いや、この場合、ユキのことをいっているのだろう。それがにわかには信じがたいのだ。
「キミのその……体型とか。――うーん……なんか柔らかそう」
そういって、ユキの全身に視線を動かしたのがわかった。
「な、なっ!?」
体型っ――?
「抱きしめると柔らかそうな感じ」
ミーアは続けざまにいう。そんなこと、生まれて初めて聞かされた。
わけもわからないまま、顔だけが熱くなっていくのを感じた。
「……えっ……ええっ!?」
どう答えていいのか、わからなくなった。
「たから、冗談だって」
ミーアは呆れたように、半分は笑いながらそういった。
「でも、柔らかそうなのはほんと。――ちょっと触ってみてもいい?」
照れ隠しの恥ずかしさから、今度は怒りを含んだ恥ずかしさに変わった。
「……もうっ! ダメですっ!」
やはりどう転んでも、ミーアにはちょっかいを出されて、からかわれる運命にあるらしい。きっと今後、同じ隊を組むことになっても、そうなのかもしれない。

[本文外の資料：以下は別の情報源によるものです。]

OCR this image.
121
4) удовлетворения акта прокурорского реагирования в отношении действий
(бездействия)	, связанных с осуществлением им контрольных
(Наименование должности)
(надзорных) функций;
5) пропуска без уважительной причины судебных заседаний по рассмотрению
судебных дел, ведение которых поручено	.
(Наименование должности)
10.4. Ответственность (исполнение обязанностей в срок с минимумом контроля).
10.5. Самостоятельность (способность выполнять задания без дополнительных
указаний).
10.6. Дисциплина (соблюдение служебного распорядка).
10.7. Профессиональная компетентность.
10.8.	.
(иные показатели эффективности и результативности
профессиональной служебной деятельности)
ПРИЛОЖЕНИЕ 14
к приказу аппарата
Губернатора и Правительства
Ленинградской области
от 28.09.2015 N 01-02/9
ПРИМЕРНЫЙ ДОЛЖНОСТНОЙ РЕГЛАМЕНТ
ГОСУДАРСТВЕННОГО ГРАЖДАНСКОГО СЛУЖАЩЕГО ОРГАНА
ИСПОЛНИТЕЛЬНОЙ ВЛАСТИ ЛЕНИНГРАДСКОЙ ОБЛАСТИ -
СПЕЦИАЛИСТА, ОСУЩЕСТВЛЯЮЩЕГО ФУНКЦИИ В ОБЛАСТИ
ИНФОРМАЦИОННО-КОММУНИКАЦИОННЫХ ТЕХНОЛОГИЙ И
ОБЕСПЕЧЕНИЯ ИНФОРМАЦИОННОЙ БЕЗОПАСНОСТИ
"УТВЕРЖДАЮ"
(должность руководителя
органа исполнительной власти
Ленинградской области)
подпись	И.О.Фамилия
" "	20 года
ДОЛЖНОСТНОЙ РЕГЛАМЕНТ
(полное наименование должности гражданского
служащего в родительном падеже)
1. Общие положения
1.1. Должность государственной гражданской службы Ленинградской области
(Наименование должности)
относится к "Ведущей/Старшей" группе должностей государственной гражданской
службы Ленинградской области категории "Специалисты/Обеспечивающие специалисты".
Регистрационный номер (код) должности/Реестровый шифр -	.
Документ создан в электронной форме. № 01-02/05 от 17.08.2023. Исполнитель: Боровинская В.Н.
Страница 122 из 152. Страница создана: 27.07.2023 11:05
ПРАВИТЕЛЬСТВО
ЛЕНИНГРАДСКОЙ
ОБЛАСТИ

結局のところ、この不思議な苦手意識は変わらない予感がした。
にやけていたミーアは、しかし唐突に表情を真剣なものに戻した。真剣でありながら、どこか母親のような、大きな包容力のある瞳が、ユキを射抜いていた。
ミーアの初めての顔だったと思う。どきりとするくらいに、情に満ちた表情だった。